Carne chamuscada. Carne quemada. El mismo olor de cuando asó la rana en las brasas para ofrecérsela a Lydia. Pero en esta ocasión la carne quemada era la suya. Recordó sus cabellos rojizos, sueltos, cuando se inclinó para ver mejor la criatura ensartada en el palo. Unos cabellos más brillantes que las llamas.

Sentía que su espíritu de zorro le acompañaba en ese instante, aliviaba el dolor que se le clavaba en los huesos y en los tendones cada vez que respiraba. Le veía la lengua, suave, rosada, sentía sus dedos húmedos sobre su piel en carne viva. En ocasiones oía gritos, y su cerebro no sabía si salían de su cuerpo o del de Lydia. Pero ella estaba con él. Tan radiante que le llenaba la mente con su brillo.

Capítulo 29

Había más coches en las calles. O tal vez fuera sólo que Lydia se fijaba más en ellos. Y de colores más variados, al parecer. En todo caso eso era lo que aseguraba Alfred, que solía hablar de coches, de motores con nombres como Lanchester y Bean. A ella le molestaba que su madre siempre pareciera impresionada con sus comentarios. En una ocasión, llegó incluso a preguntarle qué era una barra de torsión. Lydia se quedó boquiabierta. Estaba en la acera, en el exterior del salón de té Tusón, apoyándose primero en un pie, después en el otro, haciendo esfuerzos por no congelarse, y había empezado a contar los automóviles de color marrón que pasaban por delante.

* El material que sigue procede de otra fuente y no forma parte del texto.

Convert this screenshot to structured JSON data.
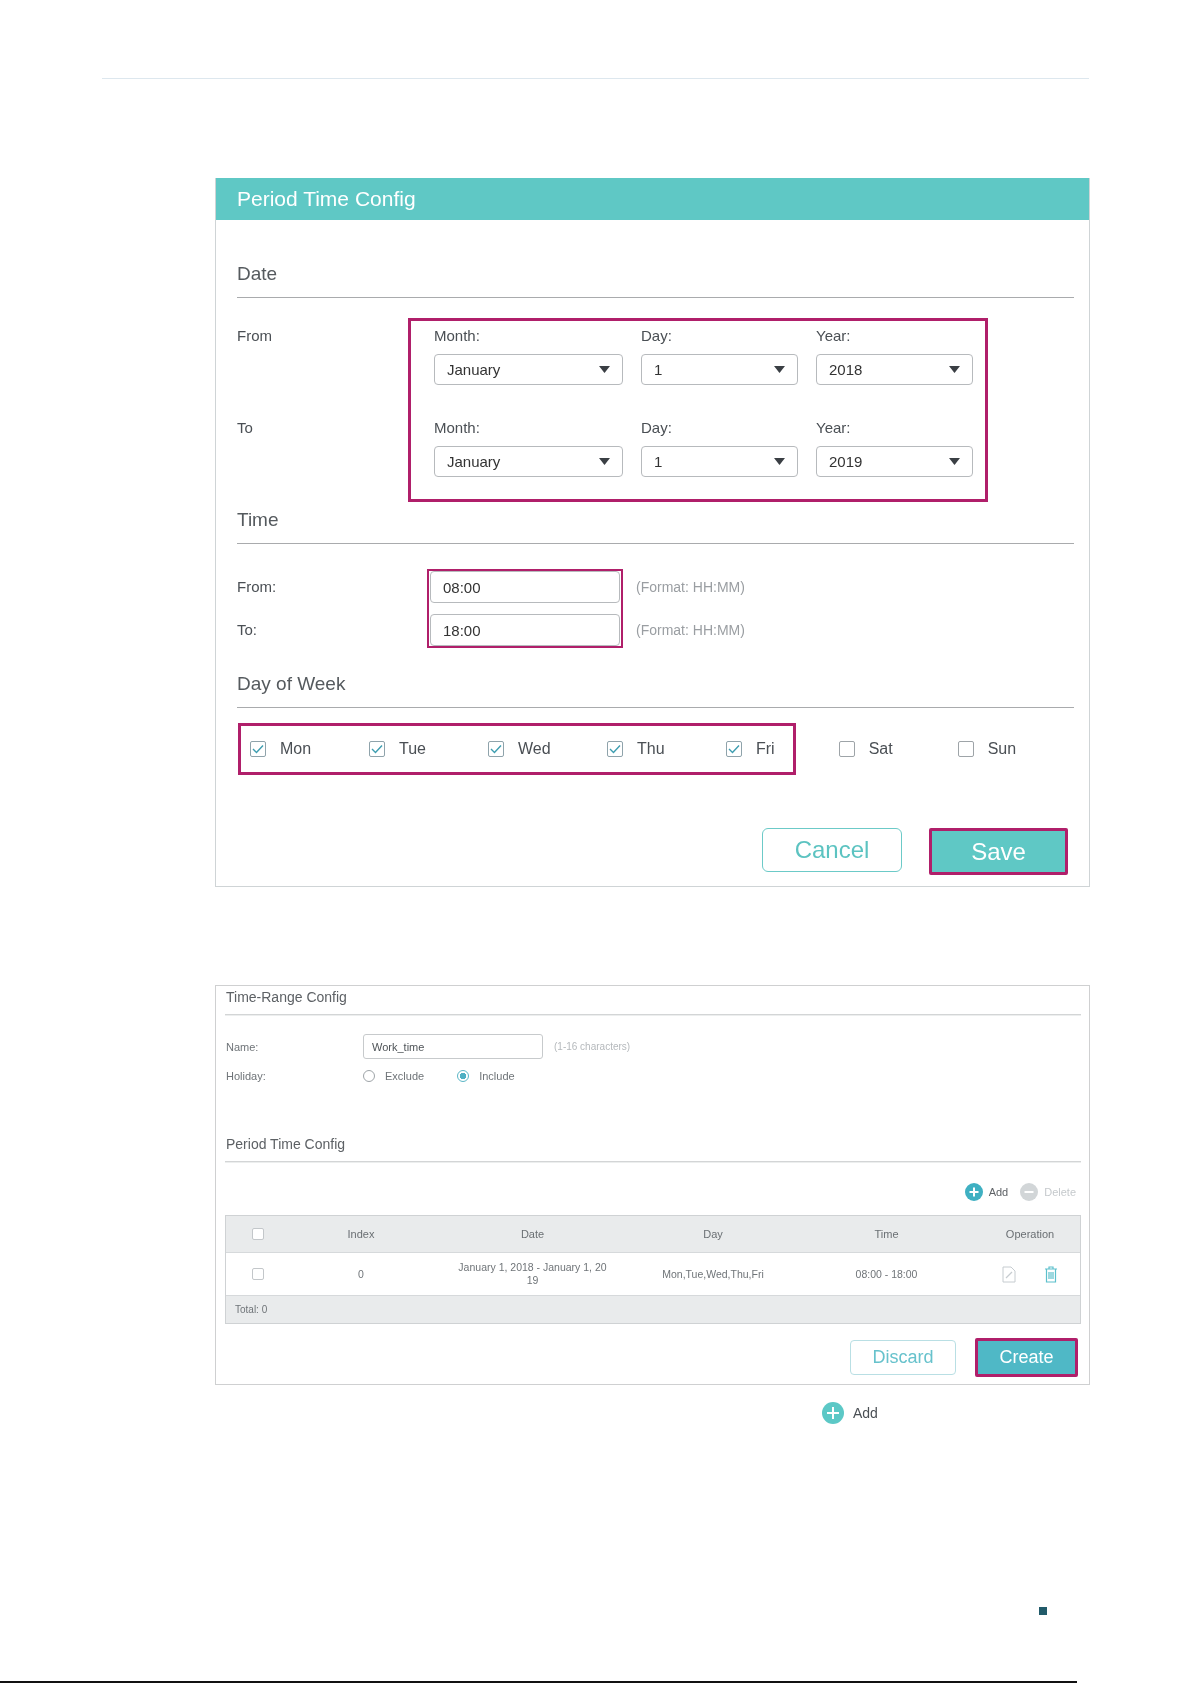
{
  "period_time_config": {
    "title": "Period Time Config",
    "date": {
      "heading": "Date",
      "highlighted": true,
      "rows": [
        {
          "label": "From",
          "fields": [
            {
              "label": "Month:",
              "value": "January"
            },
            {
              "label": "Day:",
              "value": "1"
            },
            {
              "label": "Year:",
              "value": "2018"
            }
          ]
        },
        {
          "label": "To",
          "fields": [
            {
              "label": "Month:",
              "value": "January"
            },
            {
              "label": "Day:",
              "value": "1"
            },
            {
              "label": "Year:",
              "value": "2019"
            }
          ]
        }
      ]
    },
    "time": {
      "heading": "Time",
      "highlighted": true,
      "rows": [
        {
          "label": "From:",
          "value": "08:00",
          "hint": "(Format: HH:MM)"
        },
        {
          "label": "To:",
          "value": "18:00",
          "hint": "(Format: HH:MM)"
        }
      ]
    },
    "day_of_week": {
      "heading": "Day of Week",
      "days": [
        {
          "label": "Mon",
          "checked": true,
          "highlighted": true
        },
        {
          "label": "Tue",
          "checked": true,
          "highlighted": true
        },
        {
          "label": "Wed",
          "checked": true,
          "highlighted": true
        },
        {
          "label": "Thu",
          "checked": true,
          "highlighted": true
        },
        {
          "label": "Fri",
          "checked": true,
          "highlighted": true
        },
        {
          "label": "Sat",
          "checked": false,
          "highlighted": false
        },
        {
          "label": "Sun",
          "checked": false,
          "highlighted": false
        }
      ]
    },
    "buttons": [
      {
        "label": "Cancel",
        "kind": "secondary",
        "highlighted": false
      },
      {
        "label": "Save",
        "kind": "primary",
        "highlighted": true
      }
    ]
  },
  "time_range_config": {
    "title": "Time-Range Config",
    "name": {
      "label": "Name:",
      "value": "Work_time",
      "hint": "(1-16 characters)"
    },
    "holiday": {
      "label": "Holiday:",
      "options": [
        {
          "label": "Exclude",
          "selected": false
        },
        {
          "label": "Include",
          "selected": true
        }
      ]
    },
    "period_section": {
      "heading": "Period Time Config",
      "actions": [
        {
          "kind": "add",
          "label": "Add",
          "disabled": false
        },
        {
          "kind": "delete",
          "label": "Delete",
          "disabled": true
        }
      ]
    },
    "table": {
      "select_all": {
        "checked": false
      },
      "columns": [
        "Index",
        "Date",
        "Day",
        "Time",
        "Operation"
      ],
      "rows": [
        {
          "checked": false,
          "index": "0",
          "date": "January 1, 2018 - January 1, 2019",
          "day": "Mon,Tue,Wed,Thu,Fri",
          "time": "08:00 - 18:00",
          "operations": [
            {
              "kind": "edit"
            },
            {
              "kind": "delete"
            }
          ]
        }
      ],
      "footer": "Total: 0"
    },
    "buttons": [
      {
        "label": "Discard",
        "kind": "secondary",
        "highlighted": false
      },
      {
        "label": "Create",
        "kind": "primary",
        "highlighted": true
      }
    ]
  },
  "legend": {
    "kind": "add",
    "label": "Add"
  }
}
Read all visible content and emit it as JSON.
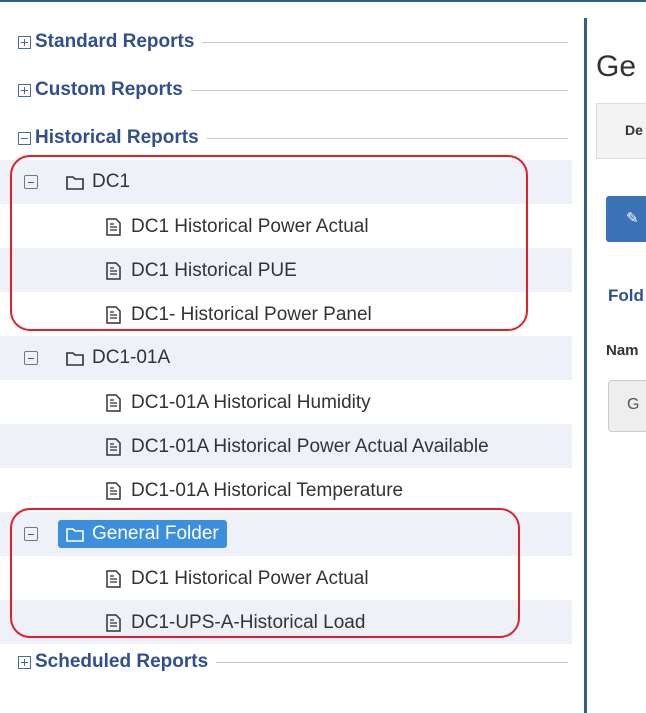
{
  "tree": {
    "sections_top": [
      {
        "label": "Standard Reports",
        "state": "collapsed"
      },
      {
        "label": "Custom Reports",
        "state": "collapsed"
      },
      {
        "label": "Historical Reports",
        "state": "expanded"
      }
    ],
    "folders": [
      {
        "name": "DC1",
        "selected": false,
        "items": [
          "DC1 Historical Power Actual",
          "DC1 Historical PUE",
          "DC1- Historical Power Panel"
        ]
      },
      {
        "name": "DC1-01A",
        "selected": false,
        "items": [
          "DC1-01A Historical Humidity",
          "DC1-01A Historical Power Actual Available",
          "DC1-01A Historical Temperature"
        ]
      },
      {
        "name": "General Folder",
        "selected": true,
        "items": [
          "DC1 Historical Power Actual",
          "DC1-UPS-A-Historical Load"
        ]
      }
    ],
    "section_bottom": {
      "label": "Scheduled Reports",
      "state": "collapsed"
    }
  },
  "right_panel": {
    "title": "Ge",
    "tab_label": "De",
    "edit_button_icon": "edit-icon",
    "folder_heading": "Fold",
    "name_label": "Nam",
    "name_value": "G"
  },
  "colors": {
    "accent": "#2f5f8a",
    "selected": "#3b8fdc",
    "highlight_outline": "#e0202a",
    "row_alt": "#eef1f8"
  }
}
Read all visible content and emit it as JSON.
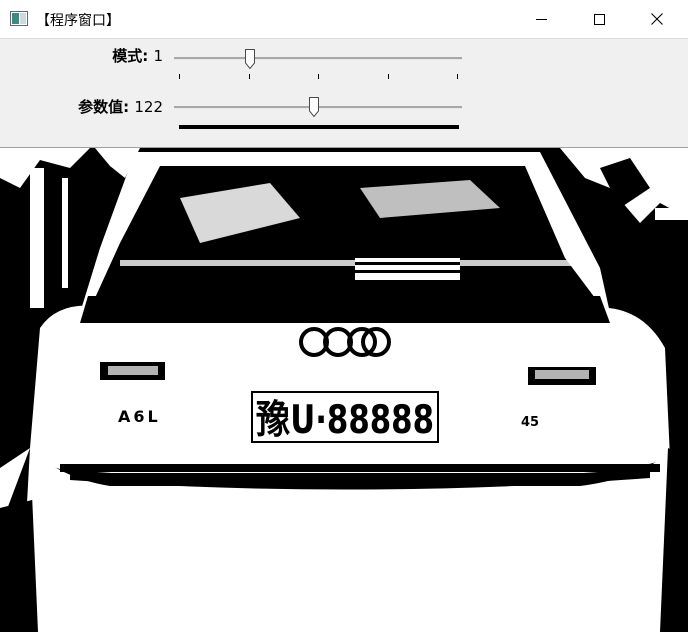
{
  "window": {
    "title": "【程序窗口】",
    "icon": "app-window-icon",
    "controls": [
      "minimize-icon",
      "maximize-icon",
      "close-icon"
    ]
  },
  "trackbars": [
    {
      "label": "模式:",
      "value": "1",
      "min": 0,
      "max": 4,
      "position": 1
    },
    {
      "label": "参数值:",
      "value": "122",
      "min": 0,
      "max": 255,
      "position": 122
    }
  ],
  "image": {
    "plate_text": "豫U·88888",
    "model_badge": "A6L",
    "engine_badge": "45"
  }
}
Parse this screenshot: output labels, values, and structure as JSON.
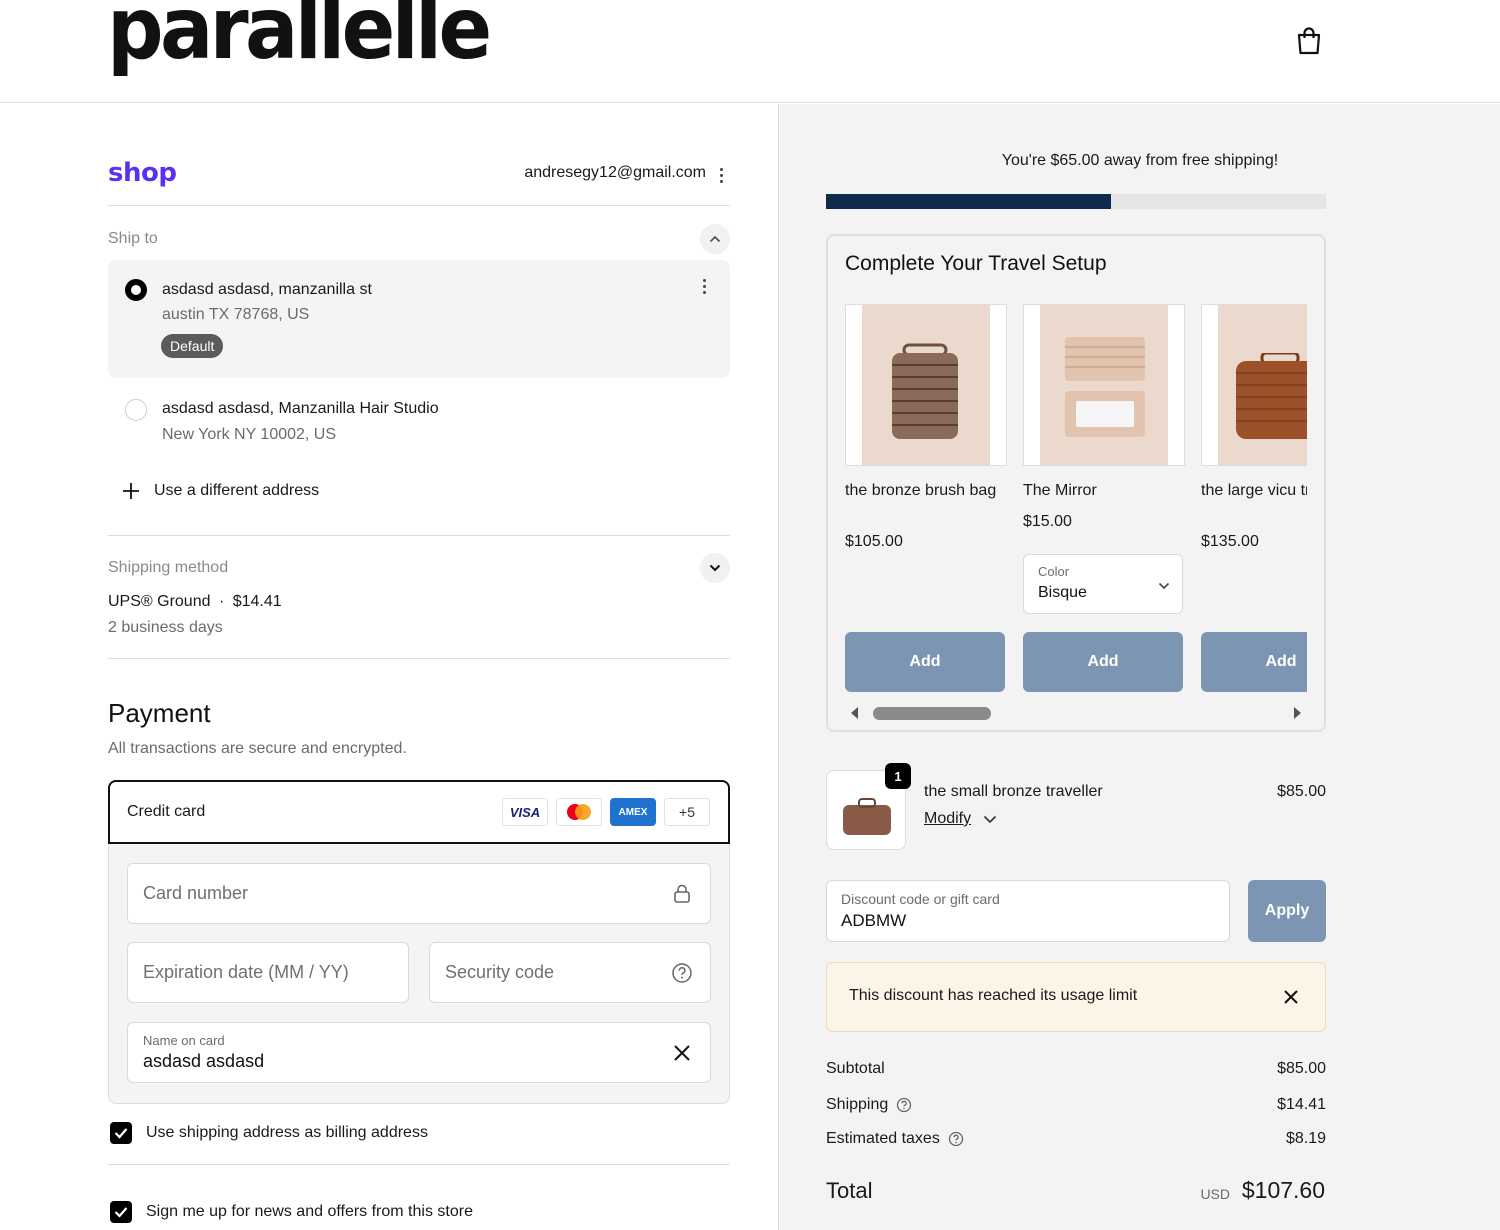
{
  "brand": {
    "logo_text": "parallelle",
    "cart_icon": "shopping-bag-icon"
  },
  "shop_pay": {
    "logo": "shop",
    "email": "andresegy12@gmail.com"
  },
  "ship_to": {
    "label": "Ship to",
    "addresses": [
      {
        "name": "asdasd asdasd, manzanilla st",
        "line2": "austin TX 78768, US",
        "badge": "Default",
        "selected": true
      },
      {
        "name": "asdasd asdasd, Manzanilla Hair Studio",
        "line2": "New York NY 10002, US",
        "selected": false
      }
    ],
    "add_new": "Use a different address"
  },
  "shipping_method": {
    "label": "Shipping method",
    "carrier": "UPS® Ground",
    "separator": "·",
    "price": "$14.41",
    "eta": "2 business days"
  },
  "payment": {
    "title": "Payment",
    "subtitle": "All transactions are secure and encrypted.",
    "method_label": "Credit card",
    "card_brands": [
      "VISA",
      "mastercard",
      "AMEX",
      "+5"
    ],
    "card_number_placeholder": "Card number",
    "expiry_placeholder": "Expiration date (MM / YY)",
    "cvc_placeholder": "Security code",
    "name_label": "Name on card",
    "name_value": "asdasd asdasd"
  },
  "options": {
    "billing_same": "Use shipping address as billing address",
    "newsletter": "Sign me up for news and offers from this store"
  },
  "summary": {
    "free_shipping_msg": "You're $65.00 away from free shipping!",
    "free_shipping_progress": 0.57,
    "upsell_title": "Complete Your Travel Setup",
    "products": [
      {
        "name": "the bronze brush bag",
        "price": "$105.00",
        "add": "Add"
      },
      {
        "name": "The Mirror",
        "price": "$15.00",
        "select_label": "Color",
        "select_value": "Bisque",
        "add": "Add"
      },
      {
        "name": "the large vicu traveller",
        "price": "$135.00",
        "add": "Add"
      }
    ],
    "line_item": {
      "name": "the small bronze traveller",
      "qty": "1",
      "modify": "Modify",
      "price": "$85.00"
    },
    "discount": {
      "label": "Discount code or gift card",
      "value": "ADBMW",
      "apply": "Apply"
    },
    "alert": "This discount has reached its usage limit",
    "subtotal_label": "Subtotal",
    "subtotal": "$85.00",
    "shipping_label": "Shipping",
    "shipping": "$14.41",
    "taxes_label": "Estimated taxes",
    "taxes": "$8.19",
    "total_label": "Total",
    "currency": "USD",
    "total": "$107.60"
  },
  "colors": {
    "accent_button": "#7c95b3",
    "progress": "#0f2a4b",
    "shop_purple": "#5a31f4"
  }
}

– Hola, jovencita, llegas puntual, por lo que veo. Me gusta.

– Hola, señor Parker.

Todavía no habían encontrado un modo cómodo de saludarse. Un beso resultaba muy íntimo -demasiado íntimo-, y un apretón de manos, demasiado formal. Habitualmente él le daba una palmadita en el brazo, y ella asentía. De ese modo sorteaban, más o menos, la incomodidad del momento.

– Entremos, pues -sugirió él, empujando la puerta-. Hace mucho frío aquí fuera.

Llevaba una bufanda de lana y un grueso abrigo de tweed, y mientras le sostenía la puerta abierta para que ella entrara primero, se fijó en que Lydia se miraba su propia ropa, perfectamente consciente del poco abrigo que le proporcionaba, así como del hecho de que no llevaba guantes. Con todo, le gustó el sonido de la campana que anunciaba su llegada, y que se activó apenas puso los pies en la estera de fibra de coco.

– Y bien Lydia, ¿de qué se trata?

Ella se estaba comiendo la tarte au citron, y su acidez le hacía cosquillas en la lengua. Los ojos de Parker, color caramelo, la observaban atrincherados tras sus gafas redondas de metal, y lo hacían con cierta dureza, con una desconfianza que no mostraban cuando se encontraba en presencia de Valentina. Al pensarlo, a Lydia se le encogió el estómago, y apartó la tarta. Aquello iba a ser más difícil de lo que había imaginado.

– Señor Parker -le dijo ella con estudiada cortesía-, le he pedido si podíamos reunimos hoy… -aspiró hondo-, porque quería pedirle que me prestara un poco de dinero.

– Querida niña -dijo él entre risas, limpiándose las migas de éclair de la boca con la ayuda de la servilleta-, me encanta que te sientas lo bastante cómoda conmigo como para pedirme algo así, como si fueras… -Llegado a ese punto se detuvo y se limpió los lentes con un pañuelo.

¿Como qué? Como una hija. A eso se refería. Eso era lo que había querido decir, pero se había reprimido a tiempo. Lydia le sonrió, y constató que él ya extraía la cartera del bolsillo, la misma cartera que ella le había robado. Sin las gafas puestas parecía casi atractivo, aunque no se acercara ni remotamente a Antoine en ese aspecto. Además, su coche era un Armstrong Siddeley de lo más vulgar, y no aquel deportivo pequeño y rápido de su predecesor. Deliberadamente, apartó todas aquellas ideas de su mente. El dinero. Debía concentrarse en el dinero.

Él se inclinaba hacia ella, propiciando la confidencia, sin dejar de reír entre dientes.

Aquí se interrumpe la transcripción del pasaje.